Internationally, US is the most important market. It is also the biggest market. That is why when we wanted to open international stores, we started with the US. UK is another market. So far, we have shipped our products right from Alaska till New Zealand and everywhere in between. We are looking at the UK, Singapore and the Middle East at the moment for our expansion. We shall also be exploring more places in the US, rather than being more focused on the East Coast. So maybe in the next round we target the West Coast. I think there is still a lot more that can be done and we’re also looking at expanding into dresses and shirts—a category which actually does well in the US. We can also target Europe as dresses, shirts and trench coats.
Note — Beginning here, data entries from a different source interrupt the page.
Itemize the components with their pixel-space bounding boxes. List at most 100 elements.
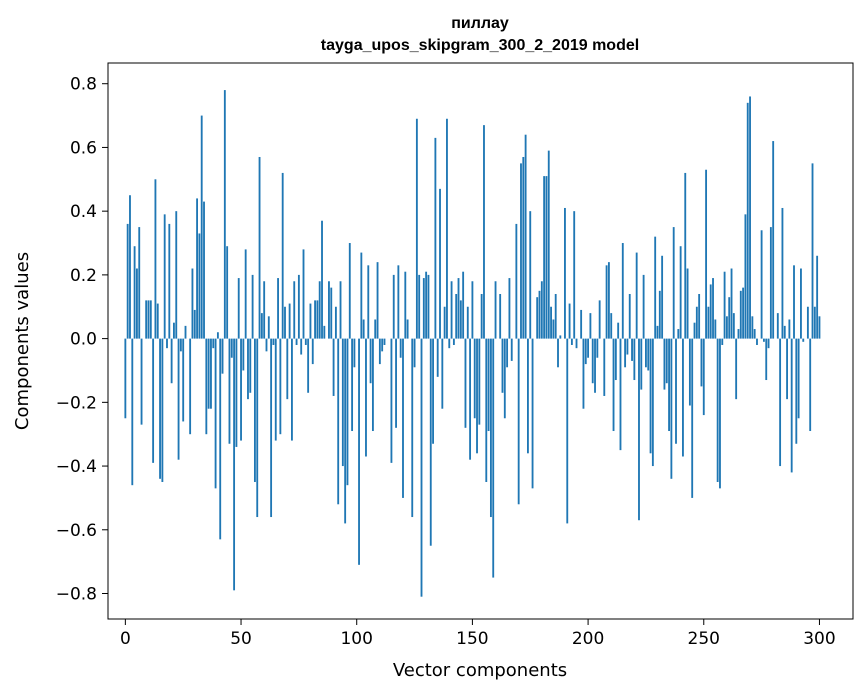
bar-233: [663, 338, 666, 390]
bar-71: [288, 303, 291, 339]
y-tick-label: −0.2: [56, 393, 97, 413]
bar-145: [459, 300, 462, 339]
bar-273: [756, 338, 758, 345]
bar-64: [272, 338, 275, 345]
bar-96: [346, 338, 349, 486]
bar-144: [457, 278, 460, 339]
bar-101: [358, 338, 360, 565]
bar-165: [506, 338, 509, 368]
bar-107: [371, 338, 374, 432]
bar-32: [198, 233, 201, 339]
bar-65: [274, 338, 277, 441]
bar-253: [709, 284, 712, 339]
bar-229: [654, 236, 657, 339]
bar-256: [716, 338, 719, 482]
bar-44: [226, 246, 229, 339]
x-tick-label: 50: [230, 629, 252, 649]
bar-135: [436, 338, 439, 377]
bar-86: [323, 325, 326, 339]
bar-265: [737, 329, 740, 339]
bar-128: [420, 338, 423, 597]
bar-169: [515, 223, 518, 339]
bar-269: [746, 102, 749, 339]
bar-178: [536, 297, 539, 339]
y-tick-label: 0.0: [70, 330, 97, 350]
bar-137: [441, 338, 444, 409]
bar-11: [149, 300, 152, 339]
bar-34: [203, 201, 205, 339]
bar-110: [378, 338, 381, 365]
bar-268: [744, 214, 747, 339]
bar-122: [406, 319, 409, 339]
bar-50: [240, 338, 242, 441]
bar-54: [249, 338, 252, 393]
bar-52: [244, 249, 247, 339]
bar-73: [293, 281, 296, 339]
bar-70: [286, 338, 289, 400]
bar-288: [790, 338, 793, 473]
bar-89: [330, 287, 333, 339]
bar-33: [200, 115, 203, 339]
bar-277: [765, 338, 768, 381]
bar-132: [429, 338, 432, 546]
bar-7: [140, 338, 143, 425]
bar-17: [163, 214, 166, 339]
bar-148: [466, 306, 469, 339]
bar-156: [485, 338, 488, 482]
bar-263: [732, 313, 735, 339]
bar-193: [570, 338, 573, 345]
bar-175: [529, 211, 532, 339]
bar-243: [686, 268, 689, 339]
bar-227: [649, 338, 652, 454]
bar-67: [279, 338, 282, 435]
bar-185: [552, 319, 555, 339]
bar-78: [304, 338, 307, 345]
bar-239: [677, 329, 680, 339]
bar-244: [688, 338, 691, 406]
bar-285: [783, 325, 786, 339]
bar-191: [566, 338, 569, 524]
bar-66: [277, 278, 279, 339]
bar-232: [661, 255, 664, 339]
bar-205: [598, 300, 601, 339]
bar-207: [603, 338, 606, 396]
bar-41: [219, 338, 222, 540]
bar-117: [395, 338, 397, 428]
bar-163: [501, 338, 504, 393]
bar-76: [300, 338, 303, 355]
bar-154: [480, 294, 483, 339]
bar-272: [753, 329, 756, 339]
chart-subtitle: tayga_upos_skipgram_300_2_2019 model: [321, 37, 639, 54]
bar-151: [473, 338, 476, 419]
bar-176: [531, 338, 534, 489]
bar-267: [742, 287, 745, 339]
bar-170: [517, 338, 520, 505]
bar-141: [450, 281, 453, 339]
bar-284: [781, 207, 784, 339]
bar-296: [809, 338, 812, 432]
bar-51: [242, 338, 245, 371]
bar-119: [399, 338, 402, 358]
bar-93: [339, 281, 342, 339]
bar-254: [712, 278, 714, 339]
bar-37: [210, 338, 212, 409]
bar-18: [166, 338, 168, 349]
bar-77: [302, 249, 305, 339]
bar-91: [334, 306, 337, 339]
bar-155: [483, 125, 485, 339]
bar-192: [568, 303, 571, 339]
bar-220: [633, 338, 636, 381]
bar-75: [297, 274, 300, 339]
bar-172: [522, 156, 525, 339]
bar-245: [691, 338, 694, 498]
bar-179: [538, 290, 541, 339]
bar-291: [797, 338, 800, 419]
bar-9: [145, 300, 148, 339]
bar-266: [739, 290, 742, 339]
bar-109: [376, 262, 379, 339]
bar-278: [767, 338, 770, 349]
bar-298: [813, 306, 816, 339]
bar-187: [557, 338, 559, 368]
bar-53: [247, 338, 249, 400]
bar-198: [582, 338, 585, 409]
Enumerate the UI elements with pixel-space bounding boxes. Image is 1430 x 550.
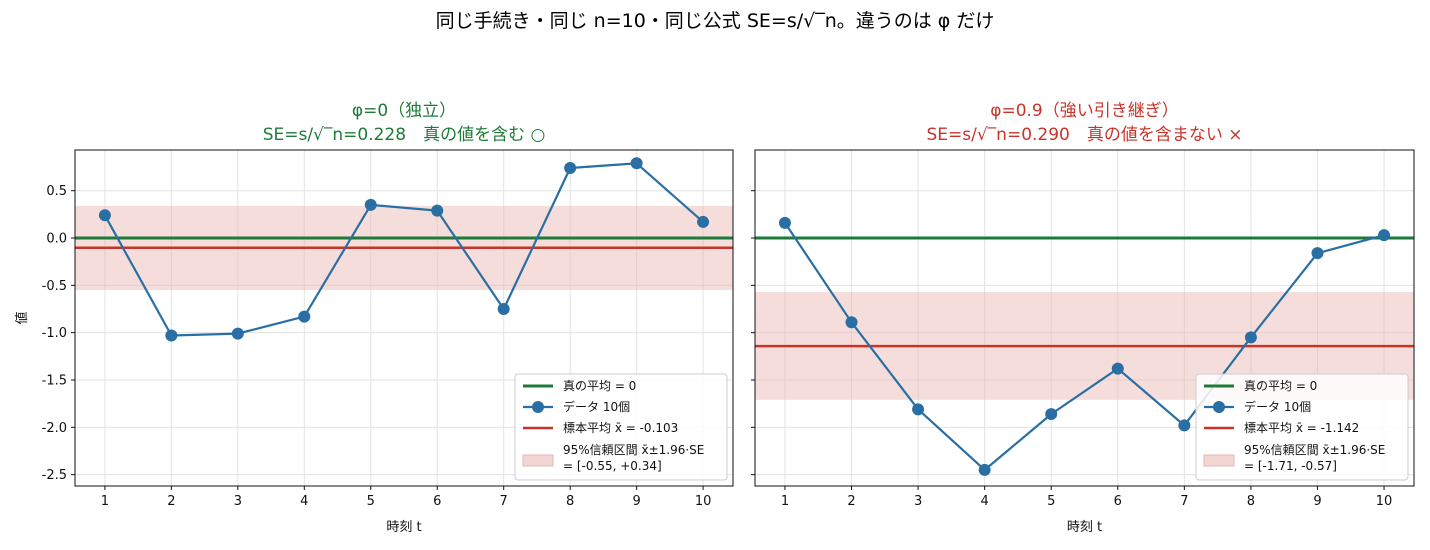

F2F: Which product categories are faring well in the domestic and international markets?
Domestically, kurta pants is our bread and butter. Gradually, we have become synonymous with the trench coat. We do only summer trenches as there is constant feedback from the market and the players we work with that Kshitij overlays actually sell very well. From last two years, we have been very successful with summer trenches.
F2F: What are the emerging trends for fall/winter 2022? Which colours, patterns, trims and fabrics are in trend?
We don’t believe in following trends. We don’t study trends because design for me is very personal. It is more about my personal experiences. At the end of the day what I am creating is purely because I love creating it. If I was only doing it for the commercial aspect of it, I would be doing a lot more things which will be easier to make money. I do things purely because I love doing them. Having said that, we have to keep the commercial aspect in mind because you still need money.
F2F: What are your plans with regards to expanding your product offerings? What techniques and crafts do you plan to work with next?
We started womenswear category this year. We are also going to start cocktail category this year. The only category which we will not have in womenswear will be active wear, which goes into a very technical aspect of textiles. I am a textile designer and not a textile engineer, so I might not understand immediately the technical aspect. Simultaneously, we are also focusing on starting menswear, not just the Indian ‘bundi sherwani’ format but also a slightly more Western iteration of menswear. So, it’s going to be a good mix like how womenswear is a mix of Western and Indian silhouettes and iterations. We are going to follow a similar strategy with menswear as well.
In terms of crafts, I want to work with chikan kari, pashminas, jamdanis, patola, etc. At some point, I would also like to work with some international textile crafts like Adiray, which is a beautiful indigo dyeing craft from Africa.